Eskimo North


[Date Prev][Date Next][Thread Prev][Thread Next][Date Index][Thread Index]

Server Failures




     We had a catastrophic failure of the main NFS server that houses users
directories, mail spools, and ftp files.

     The file systems were all irrecoverably scribled and it was necessary
to restore from backups written 6/3/2004.

     This is the first time we've had a system-wide failure of the main file
server since the hack of 1995.

     As near as I can tell, DLT-4000 drives which we use for backup do not
seem to peacefully coexist on the same SCSI bus as the Seagate 70gb drives
we use for storage of these files.  Attempting to write a backup with 512k
blocks caused the system to go bezerk and just totally scrible the drives.
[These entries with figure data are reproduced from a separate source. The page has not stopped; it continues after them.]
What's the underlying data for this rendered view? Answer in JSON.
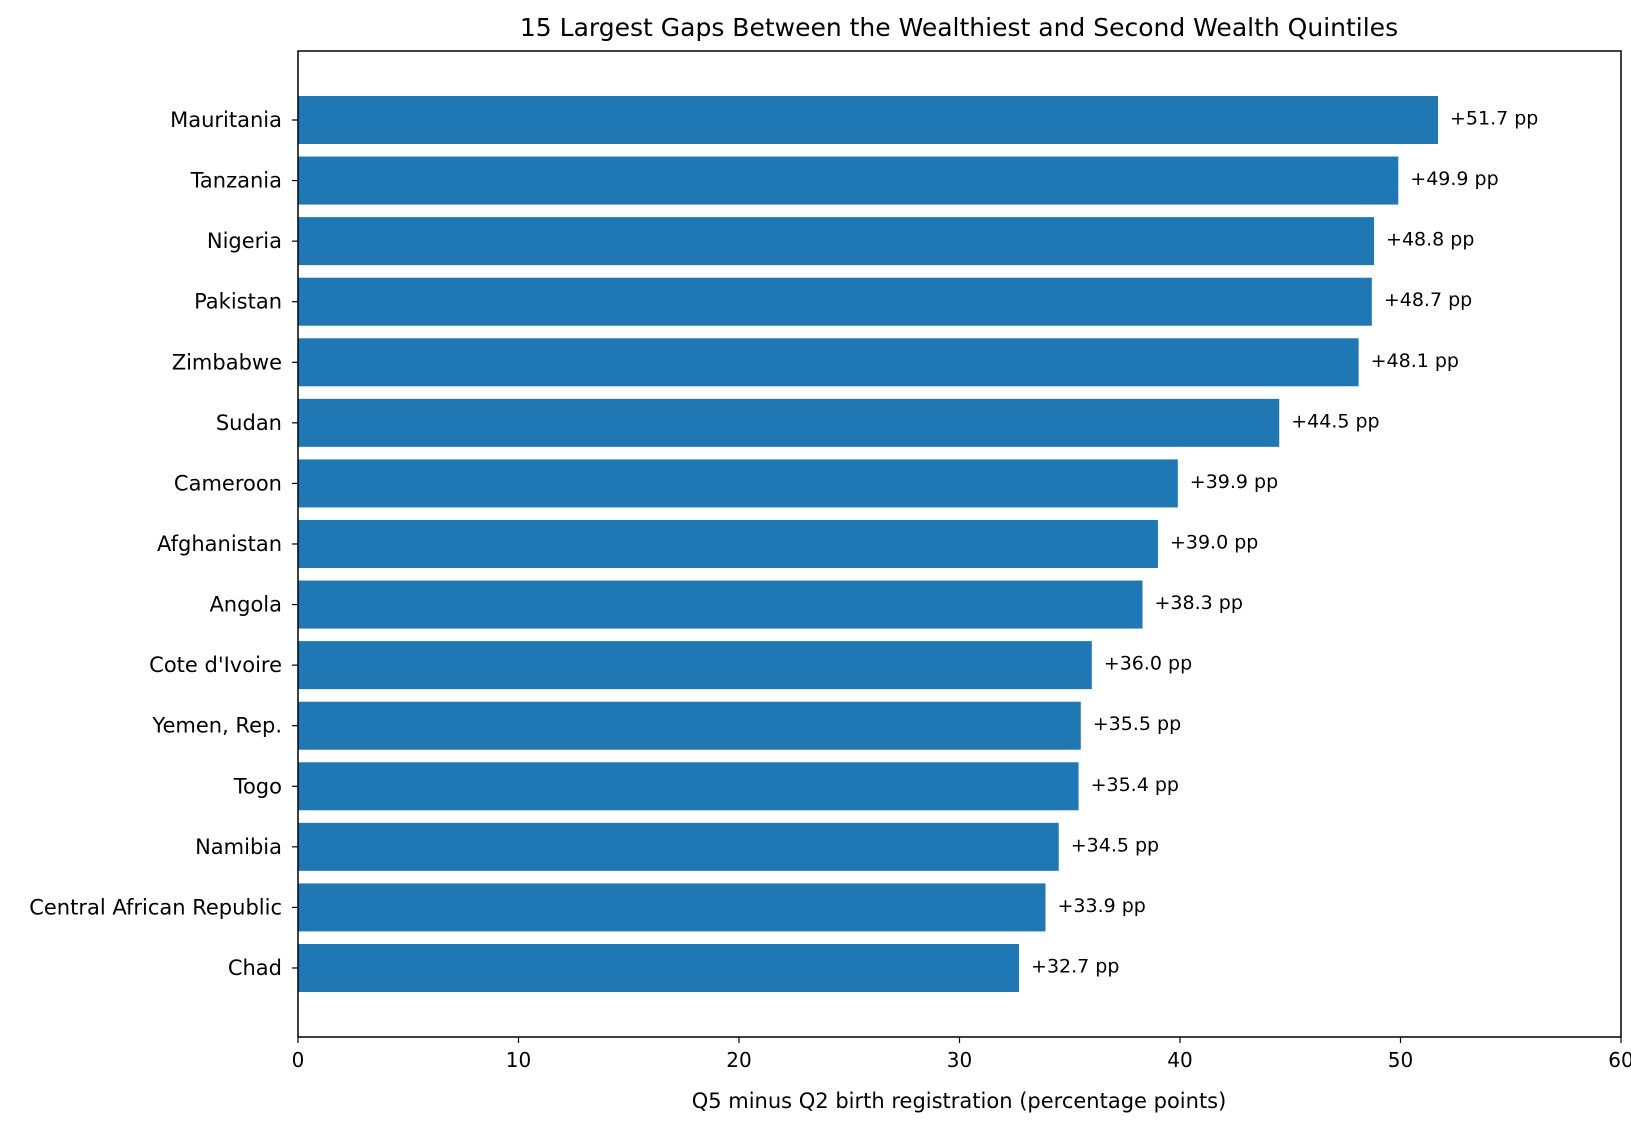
{
  "chart_data": {
    "type": "bar",
    "orientation": "horizontal",
    "title": "15 Largest Gaps Between the Wealthiest and Second Wealth Quintiles",
    "xlabel": "Q5 minus Q2 birth registration (percentage points)",
    "ylabel": "",
    "xlim": [
      0,
      60
    ],
    "xticks": [
      0,
      10,
      20,
      30,
      40,
      50,
      60
    ],
    "xtick_labels": [
      "0",
      "10",
      "20",
      "30",
      "40",
      "50",
      "60"
    ],
    "grid": false,
    "bar_color": "#1f77b4",
    "categories": [
      "Mauritania",
      "Tanzania",
      "Nigeria",
      "Pakistan",
      "Zimbabwe",
      "Sudan",
      "Cameroon",
      "Afghanistan",
      "Angola",
      "Cote d'Ivoire",
      "Yemen, Rep.",
      "Togo",
      "Namibia",
      "Central African Republic",
      "Chad"
    ],
    "values": [
      51.7,
      49.9,
      48.8,
      48.7,
      48.1,
      44.5,
      39.9,
      39.0,
      38.3,
      36.0,
      35.5,
      35.4,
      34.5,
      33.9,
      32.7
    ],
    "data_labels": [
      "+51.7 pp",
      "+49.9 pp",
      "+48.8 pp",
      "+48.7 pp",
      "+48.1 pp",
      "+44.5 pp",
      "+39.9 pp",
      "+39.0 pp",
      "+38.3 pp",
      "+36.0 pp",
      "+35.5 pp",
      "+35.4 pp",
      "+34.5 pp",
      "+33.9 pp",
      "+32.7 pp"
    ]
  }
}
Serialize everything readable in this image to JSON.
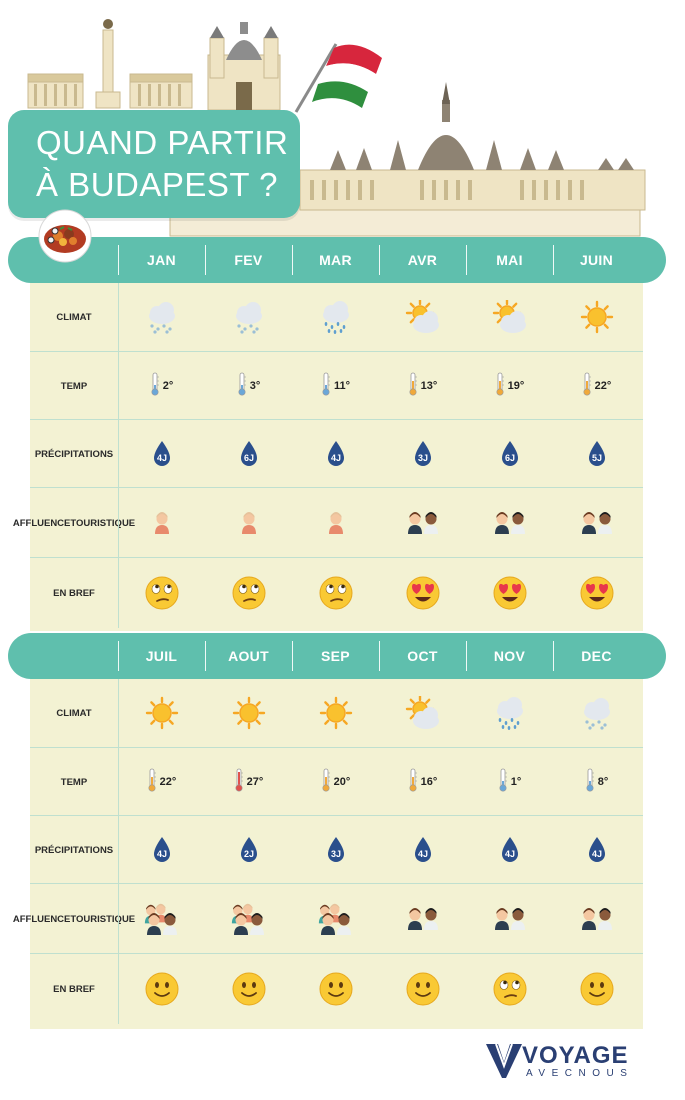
{
  "title": {
    "line1": "QUAND PARTIR",
    "line2": "À BUDAPEST ?"
  },
  "colors": {
    "teal": "#5fbfad",
    "cream": "#f3f2d3",
    "drop": "#2a4f8c",
    "brand": "#2a3f73"
  },
  "row_labels": {
    "climat": "CLIMAT",
    "temp": "TEMP",
    "precip": "PRÉCIPITATIONS",
    "affluence_1": "AFFLUENCE",
    "affluence_2": "TOURISTIQUE",
    "bref": "EN BREF"
  },
  "sections": [
    {
      "months": [
        "JAN",
        "FEV",
        "MAR",
        "AVR",
        "MAI",
        "JUIN"
      ],
      "climat": [
        "snow-cloud-icon",
        "snow-cloud-icon",
        "rain-cloud-icon",
        "sun-cloud-icon",
        "sun-cloud-icon",
        "sun-icon"
      ],
      "temp": [
        "2°",
        "3°",
        "11°",
        "13°",
        "19°",
        "22°"
      ],
      "temp_level": [
        "cold",
        "cold",
        "cold",
        "mild",
        "mild",
        "mild"
      ],
      "precip": [
        "4J",
        "6J",
        "4J",
        "3J",
        "6J",
        "5J"
      ],
      "affluence": [
        1,
        1,
        1,
        2,
        2,
        2
      ],
      "bref": [
        "rolling-eyes-face-icon",
        "rolling-eyes-face-icon",
        "rolling-eyes-face-icon",
        "heart-eyes-face-icon",
        "heart-eyes-face-icon",
        "heart-eyes-face-icon"
      ]
    },
    {
      "months": [
        "JUIL",
        "AOUT",
        "SEP",
        "OCT",
        "NOV",
        "DEC"
      ],
      "climat": [
        "sun-icon",
        "sun-icon",
        "sun-icon",
        "sun-cloud-icon",
        "rain-cloud-icon",
        "snow-cloud-icon"
      ],
      "temp": [
        "22°",
        "27°",
        "20°",
        "16°",
        "1°",
        "8°"
      ],
      "temp_level": [
        "mild",
        "hot",
        "mild",
        "mild",
        "cold",
        "cold"
      ],
      "precip": [
        "4J",
        "2J",
        "3J",
        "4J",
        "4J",
        "4J"
      ],
      "affluence": [
        3,
        3,
        3,
        2,
        2,
        2
      ],
      "bref": [
        "smile-face-icon",
        "smile-face-icon",
        "smile-face-icon",
        "smile-face-icon",
        "rolling-eyes-face-icon",
        "smile-face-icon"
      ]
    }
  ],
  "brand": {
    "name": "VOYAGE",
    "tagline": "AVECNOUS"
  }
}
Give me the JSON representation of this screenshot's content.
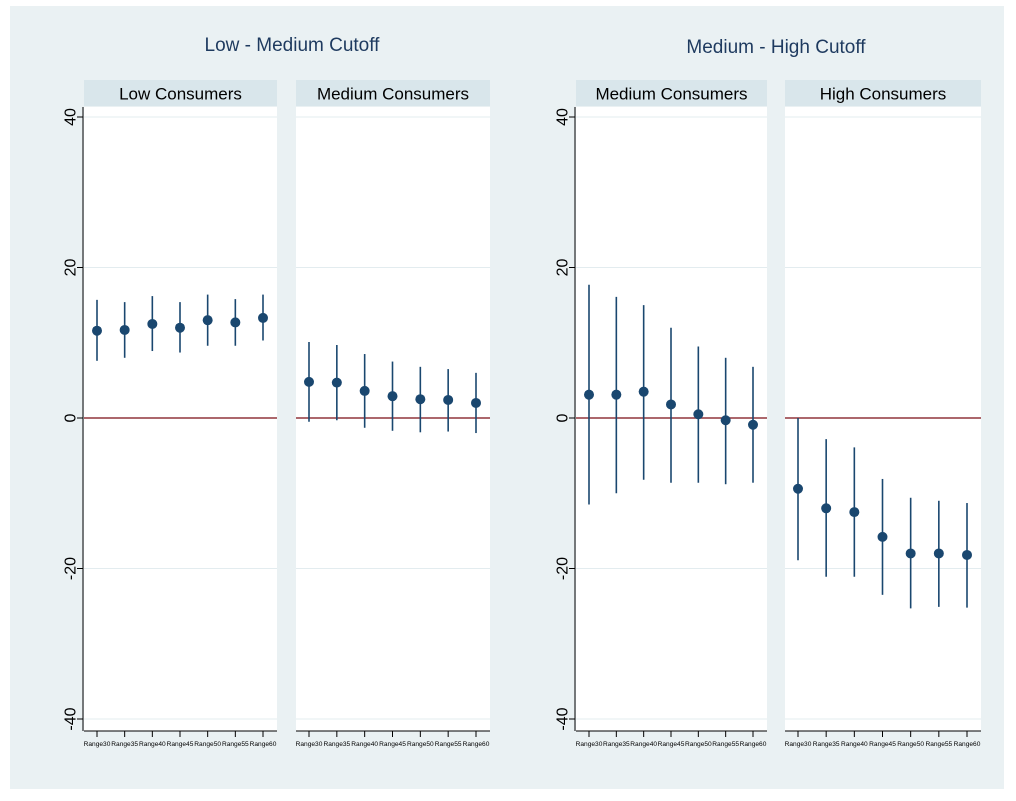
{
  "figure": {
    "background": "#eaf1f3",
    "panel_background": "#ffffff",
    "strip_background": "#d9e6eb",
    "marker_color": "#1a476f",
    "reference_line_color": "#90353b",
    "title_color": "#1e3a5f"
  },
  "groups": [
    {
      "title": "Low - Medium Cutoff"
    },
    {
      "title": "Medium - High Cutoff"
    }
  ],
  "chart_data": [
    {
      "type": "scatter",
      "group_title": "Low - Medium Cutoff",
      "panel_title": "Low Consumers",
      "categories": [
        "Range30",
        "Range35",
        "Range40",
        "Range45",
        "Range50",
        "Range55",
        "Range60"
      ],
      "estimates": [
        11.6,
        11.7,
        12.5,
        12.0,
        13.0,
        12.7,
        13.3
      ],
      "ci_lower": [
        7.6,
        8.0,
        8.9,
        8.7,
        9.6,
        9.6,
        10.3
      ],
      "ci_upper": [
        15.7,
        15.4,
        16.2,
        15.4,
        16.4,
        15.8,
        16.4
      ],
      "ylim": [
        -40,
        40
      ],
      "yticks": [
        -40,
        -20,
        0,
        20,
        40
      ],
      "reference_line": 0,
      "grid": true
    },
    {
      "type": "scatter",
      "group_title": "Low - Medium Cutoff",
      "panel_title": "Medium Consumers",
      "categories": [
        "Range30",
        "Range35",
        "Range40",
        "Range45",
        "Range50",
        "Range55",
        "Range60"
      ],
      "estimates": [
        4.8,
        4.7,
        3.6,
        2.9,
        2.5,
        2.4,
        2.0
      ],
      "ci_lower": [
        -0.5,
        -0.3,
        -1.3,
        -1.7,
        -1.9,
        -1.8,
        -2.0
      ],
      "ci_upper": [
        10.1,
        9.7,
        8.5,
        7.5,
        6.8,
        6.5,
        6.0
      ],
      "ylim": [
        -40,
        40
      ],
      "yticks": [
        -40,
        -20,
        0,
        20,
        40
      ],
      "reference_line": 0,
      "grid": true
    },
    {
      "type": "scatter",
      "group_title": "Medium - High Cutoff",
      "panel_title": "Medium Consumers",
      "categories": [
        "Range30",
        "Range35",
        "Range40",
        "Range45",
        "Range50",
        "Range55",
        "Range60"
      ],
      "estimates": [
        3.1,
        3.1,
        3.5,
        1.8,
        0.5,
        -0.3,
        -0.9
      ],
      "ci_lower": [
        -11.5,
        -10.0,
        -8.2,
        -8.6,
        -8.6,
        -8.8,
        -8.6
      ],
      "ci_upper": [
        17.7,
        16.1,
        15.0,
        12.0,
        9.5,
        8.0,
        6.8
      ],
      "ylim": [
        -40,
        40
      ],
      "yticks": [
        -40,
        -20,
        0,
        20,
        40
      ],
      "reference_line": 0,
      "grid": true
    },
    {
      "type": "scatter",
      "group_title": "Medium - High Cutoff",
      "panel_title": "High Consumers",
      "categories": [
        "Range30",
        "Range35",
        "Range40",
        "Range45",
        "Range50",
        "Range55",
        "Range60"
      ],
      "estimates": [
        -9.4,
        -12.0,
        -12.5,
        -15.8,
        -18.0,
        -18.0,
        -18.2
      ],
      "ci_lower": [
        -18.9,
        -21.1,
        -21.1,
        -23.5,
        -25.3,
        -25.1,
        -25.2
      ],
      "ci_upper": [
        0.0,
        -2.8,
        -3.9,
        -8.1,
        -10.6,
        -11.0,
        -11.3
      ],
      "ylim": [
        -40,
        40
      ],
      "yticks": [
        -40,
        -20,
        0,
        20,
        40
      ],
      "reference_line": 0,
      "grid": true
    }
  ]
}
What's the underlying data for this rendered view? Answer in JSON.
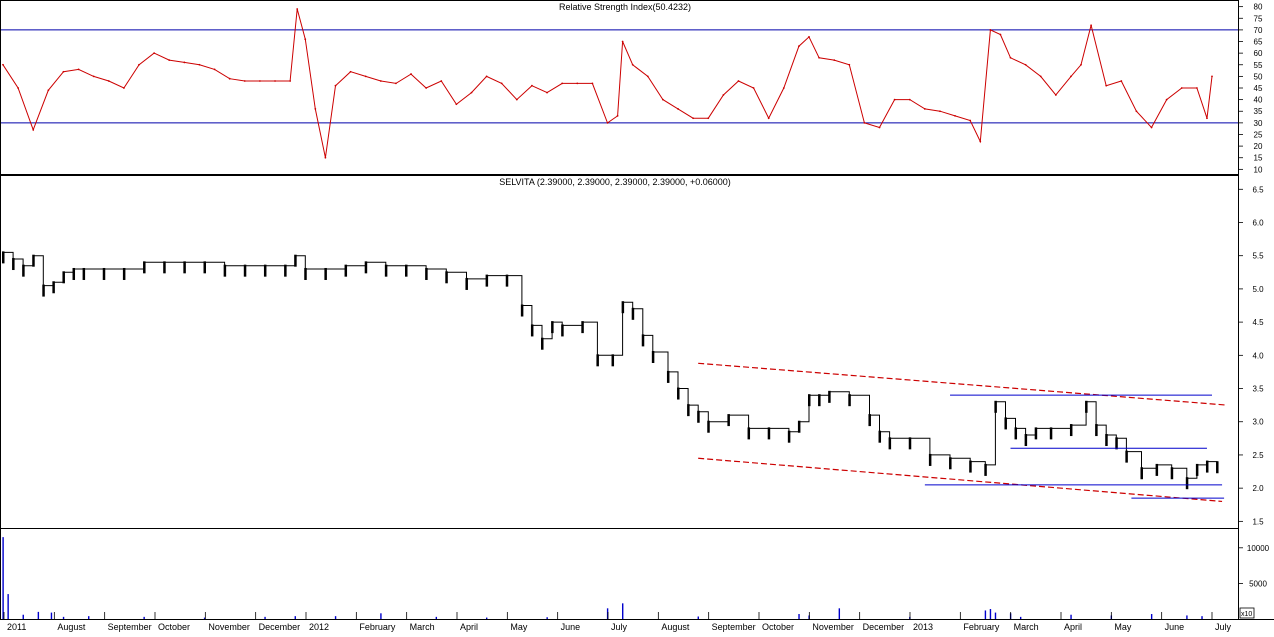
{
  "colors": {
    "background": "#ffffff",
    "frame": "#000000",
    "rsi_line": "#cc0000",
    "rsi_levels": "#0000aa",
    "price_bars": "#000000",
    "trend_channel": "#cc0000",
    "support_lines": "#0000cc",
    "volume_bars": "#0000cc"
  },
  "rsi_panel": {
    "title": "Relative Strength Index(50.4232)"
  },
  "price_panel": {
    "title": "SELVITA (2.39000, 2.39000, 2.39000, 2.39000, +0.06000)"
  },
  "volume_panel": {
    "corner_label": "x10"
  },
  "time_axis": {
    "labels": [
      "2011",
      "August",
      "September",
      "October",
      "November",
      "December",
      "2012",
      "February",
      "March",
      "April",
      "May",
      "June",
      "July",
      "August",
      "September",
      "October",
      "November",
      "December",
      "2013",
      "February",
      "March",
      "April",
      "May",
      "June",
      "July"
    ]
  },
  "chart_data": [
    {
      "type": "line",
      "name": "rsi",
      "title": "Relative Strength Index(50.4232)",
      "ylim": [
        8,
        82
      ],
      "yticks": [
        10,
        15,
        20,
        25,
        30,
        35,
        40,
        45,
        50,
        55,
        60,
        65,
        70,
        75,
        80
      ],
      "levels": [
        30,
        70
      ],
      "x_range": [
        0,
        1200
      ],
      "x": [
        0,
        15,
        30,
        45,
        60,
        75,
        90,
        105,
        120,
        135,
        150,
        165,
        180,
        195,
        210,
        225,
        240,
        255,
        270,
        285,
        292,
        300,
        310,
        320,
        330,
        345,
        360,
        375,
        390,
        405,
        420,
        435,
        450,
        465,
        480,
        495,
        510,
        525,
        540,
        555,
        570,
        585,
        600,
        610,
        615,
        625,
        640,
        655,
        670,
        685,
        700,
        715,
        730,
        745,
        760,
        775,
        790,
        800,
        810,
        825,
        840,
        855,
        870,
        885,
        900,
        915,
        930,
        945,
        960,
        970,
        980,
        990,
        1000,
        1015,
        1030,
        1045,
        1060,
        1070,
        1080,
        1095,
        1110,
        1125,
        1140,
        1155,
        1170,
        1185,
        1195,
        1200
      ],
      "values": [
        55,
        45,
        27,
        44,
        52,
        53,
        50,
        48,
        45,
        55,
        60,
        57,
        56,
        55,
        53,
        49,
        48,
        48,
        48,
        48,
        79,
        66,
        36,
        15,
        46,
        52,
        50,
        48,
        47,
        51,
        45,
        48,
        38,
        43,
        50,
        47,
        40,
        46,
        43,
        47,
        47,
        47,
        30,
        33,
        65,
        55,
        50,
        40,
        36,
        32,
        32,
        42,
        48,
        45,
        32,
        45,
        63,
        67,
        58,
        57,
        55,
        30,
        28,
        40,
        40,
        36,
        35,
        33,
        31,
        22,
        70,
        68,
        58,
        55,
        50,
        42,
        50,
        55,
        72,
        46,
        48,
        35,
        28,
        40,
        45,
        45,
        32,
        50
      ]
    },
    {
      "type": "ohlc",
      "name": "price",
      "title": "SELVITA (2.39000, 2.39000, 2.39000, 2.39000, +0.06000)",
      "ylim": [
        1.4,
        6.7
      ],
      "yticks": [
        1.5,
        2.0,
        2.5,
        3.0,
        3.5,
        4.0,
        4.5,
        5.0,
        5.5,
        6.0,
        6.5
      ],
      "x_range": [
        0,
        1200
      ],
      "x": [
        0,
        10,
        20,
        30,
        40,
        50,
        60,
        70,
        80,
        100,
        120,
        140,
        160,
        180,
        200,
        220,
        240,
        260,
        280,
        290,
        300,
        320,
        340,
        360,
        380,
        400,
        420,
        440,
        460,
        480,
        500,
        515,
        525,
        535,
        545,
        555,
        575,
        590,
        605,
        615,
        625,
        635,
        645,
        660,
        670,
        680,
        690,
        700,
        720,
        740,
        760,
        780,
        790,
        800,
        810,
        820,
        840,
        860,
        870,
        880,
        900,
        920,
        940,
        960,
        975,
        985,
        995,
        1005,
        1015,
        1025,
        1040,
        1060,
        1075,
        1085,
        1095,
        1105,
        1115,
        1130,
        1145,
        1160,
        1175,
        1185,
        1195,
        1205
      ],
      "values": [
        5.55,
        5.45,
        5.35,
        5.5,
        5.05,
        5.1,
        5.25,
        5.3,
        5.3,
        5.3,
        5.3,
        5.4,
        5.4,
        5.4,
        5.4,
        5.35,
        5.35,
        5.35,
        5.35,
        5.5,
        5.3,
        5.3,
        5.35,
        5.4,
        5.35,
        5.35,
        5.3,
        5.25,
        5.15,
        5.2,
        5.2,
        4.75,
        4.45,
        4.25,
        4.5,
        4.45,
        4.5,
        4.0,
        4.0,
        4.8,
        4.7,
        4.3,
        4.05,
        3.75,
        3.5,
        3.25,
        3.15,
        3.0,
        3.1,
        2.9,
        2.9,
        2.85,
        3.0,
        3.4,
        3.4,
        3.45,
        3.4,
        3.1,
        2.85,
        2.75,
        2.75,
        2.5,
        2.45,
        2.4,
        2.35,
        3.3,
        3.05,
        2.9,
        2.8,
        2.9,
        2.9,
        2.95,
        3.3,
        2.95,
        2.8,
        2.75,
        2.55,
        2.3,
        2.35,
        2.3,
        2.15,
        2.35,
        2.4,
        2.39
      ]
    },
    {
      "type": "bar",
      "name": "volume",
      "ylim": [
        0,
        12500
      ],
      "yticks": [
        5000,
        10000
      ],
      "x_range": [
        0,
        1200
      ],
      "x": [
        0,
        5,
        20,
        35,
        48,
        60,
        85,
        140,
        200,
        260,
        290,
        330,
        375,
        430,
        480,
        540,
        600,
        615,
        690,
        790,
        800,
        830,
        900,
        975,
        980,
        985,
        1000,
        1010,
        1060,
        1100,
        1140,
        1175,
        1190
      ],
      "values": [
        11500,
        3500,
        600,
        1000,
        900,
        300,
        400,
        300,
        200,
        300,
        400,
        400,
        800,
        300,
        200,
        250,
        1500,
        2200,
        350,
        700,
        500,
        1500,
        300,
        1200,
        1400,
        900,
        800,
        300,
        600,
        500,
        700,
        500,
        400
      ]
    }
  ],
  "annotations": {
    "channel_upper": {
      "x": [
        690,
        1215
      ],
      "y": [
        3.88,
        3.25
      ]
    },
    "channel_lower": {
      "x": [
        690,
        1210
      ],
      "y": [
        2.45,
        1.8
      ]
    },
    "supports": [
      {
        "x": [
          940,
          1200
        ],
        "y": 3.4
      },
      {
        "x": [
          1000,
          1195
        ],
        "y": 2.6
      },
      {
        "x": [
          915,
          1210
        ],
        "y": 2.05
      },
      {
        "x": [
          1120,
          1212
        ],
        "y": 1.85
      }
    ]
  }
}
     On the old file server we had a seperate SCSI controller just for the
tape drive and to avoid a repeat that's probably what I'm going to have to do
with the new machine.

     We put this new file server together in early June and moved files over
to it to address performance issues with the old machine.  The disk I/O
requirements and disk space requirements were exceeding the capacity of the
old system.

     Since the day I got the files moved over I've had problems trying to write
backups on this box, bus hanging, etc, and it finally resulted in catastrophe'.

     I really hate it when something like this happens because new people are
going to think I've only been with you X months or weeks and already there is
a major outage, but this is the first major file server loss like this in nine
years, and the last one was human induced.

     I'm really uncomfortable with the situation though, but until recently I
knew of no way to have redundancy across multiple file servers.  Recently, I
learned of the Coda system, which can provide that redundancy, but I still have
some unresolved issues with it.

     Those of you who have been with us a long time, I would really very much
appreciate your support and understanding.